If we render this data as a Stacked Column by the InstanceName we see the following results:
Below is the query for the Processor or % Processor Time counters. This query looks at the “Processor” or “%Processor Time” counter and sees which computers have a value of more than 90% over the last hour for more than 99% of the time.
An example of next Generation CPU queries
let AssessTime = 30m;
let CounterThreshold = 90;
let CounterThresholdPct = 70;
Perf
| where (ObjectName == "Processor" or ObjectName == "System") and CounterName == "% Processor Time" and TimeGenerated > ago(AssessTime)
| summarize MaxCPU = max(CounterValue), CpuOverLimit = countif(CounterValue > CounterThreshold), PerfInstanceCount = count(Computer), PctOver = round(todouble(todouble(((countif(CounterValue > CounterThreshold)*100))/todouble((count(Computer)))))) by Computer
| where PctOver > CounterThresholdPct
This example of CPU queries can adapt based on any of the configurations that you are looking for. The format is:
- AssessTime = How long of a timeframe (10 minutes or 60 minutes in the examples above)
- CounterThreshold = What is the threshold for the counter we are watching (90% CPU in the example above)
- CounterThresholdPCT = What percent of the time does the threshold have to be above the CounterThreshold (70% in the example above)
A sample result set is shown below (with CounterThreshold and CounterThresholdPct updated so there is sample data):
Long Description
This query approach only alerts when a counter is above a threshold for a percentage of the data points over a specified timeframe. This should result in a much more targeted alert – IE: When is my CPU really a bottleneck.
Monitoring Memory Health
If we want to look at the memory usage for a system we can use a query like this one which shows how a specific system’s available memory looks over the last hour. We can see that the available memory is consistently less than the threshold of 700.
Perf
| where CounterName == "Available Mbytes" and TimeGenerated > ago(AssessTime) and Computer contains "XYZ"

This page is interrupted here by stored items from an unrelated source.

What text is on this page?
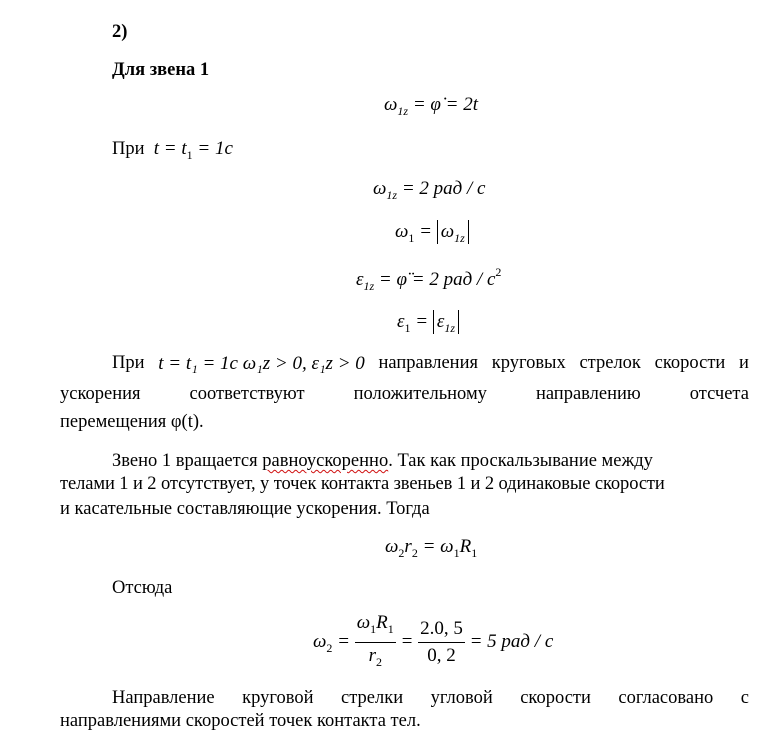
2)
Для звена 1
$\omega_{1z}$ = φ̇ = 2t
При $t = t_1 = 1c$
$\omega_{1z} = 2$ рад / c
$\omega_1 = \omega_{1z}$
$\varepsilon_{1z}$ = φ̈ = 2 рад / $c^2$
$\varepsilon_1 = \varepsilon_{1z}$
При t = t₁ = 1c ω₁z > 0, ε₁z > 0 направления круговых стрелок скорости и
ускорения	соответствуют	положительному	направлению	отсчета
перемещения φ(t).
Звено 1 вращается
равноускоренно . Так как проскальзывание между
телами 1 и 2 отсутствует, у точек контакта звеньев 1 и 2 одинаковые скорости
и касательные составляющие ускорения. Тогда
$\omega_2r_2 = \omega_1R_1$
Отсюда
$\omega_2 = \frac{\omega_1R_1}{r_2} = \frac{2.0, 5}{0, 2} = 5$ рад / c
Направление круговой стрелки угловой скорости согласовано с
направлениями скоростей точек контакта тел.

Below is a variation of the query above re-written for the available memory counter: (changes compared to the first query are in Bold below). This query looks at the “Available Mbytes” counter and sees which computers have a value of less than 700 Mbytes over the last hour for more than 90% of the time.
Next Generation memory query
let AssessTime = 60m;
let CounterThreshold = 700;
let CounterThresholdPct = 90;
Perf
| where CounterName == “Available MBytes” and TimeGenerated > ago(AssessTime)
| summarize MinMemory = min(CounterValue), MemoryUnderLimit = countif(CounterValue < CounterThreshold), PerfInstanceCount = count(Computer), PctUnder = round(todouble(todouble(((countif(CounterValue < CounterThreshold)*100))/todouble((count(Computer)))))) by Computer
| where PctUnder > CounterThresholdPct
A sample result set is shown below:
This query approach only alerts when a counter is below a threshold for a percentage of the data points over a specified timeframe. This should result in a much more targeted alert – IE: When is my memory really a bottleneck.
Monitoring Disk Space
The query below shows a similar type of query focused on free disk space.
let AssessTime = 1d;
let CounterThreshold = 5;
let CounterThresholdPct = 70;
Perf
| where (ObjectName == “LogicalDisk” and CounterName == “% Free Space” and InstanceName != “_Total”)and TimeGenerated > ago(AssessTime)
| summarize DiskFreeUnderLimit = countif(CounterValue < CounterThreshold), PerfInstanceCount = count(InstanceName), PctOver = round(todouble(todouble(((countif(CounterValue < CounterThreshold)*100))/todouble((count(InstanceName)))))) by Computer, InstanceName
| where PctOver > CounterThresholdPct
Summary:
The sample queries in this blog post (see the “Next Generation CPU query” and “Next Generation memory query” sections for the queries) should provide extremely actionable alerting for these two KPI’s for servers. Additionally, these queries can be used for any performance metrics which you gather into Log Analytics!
P.S. I owe a huge shout-out to Thomas Forbes for his development of the CPU query contained in this blog post. Way to go Thomas!
UPDATE: Updated on 6/1/21 with functional enhancements to the queries that Thomas put together.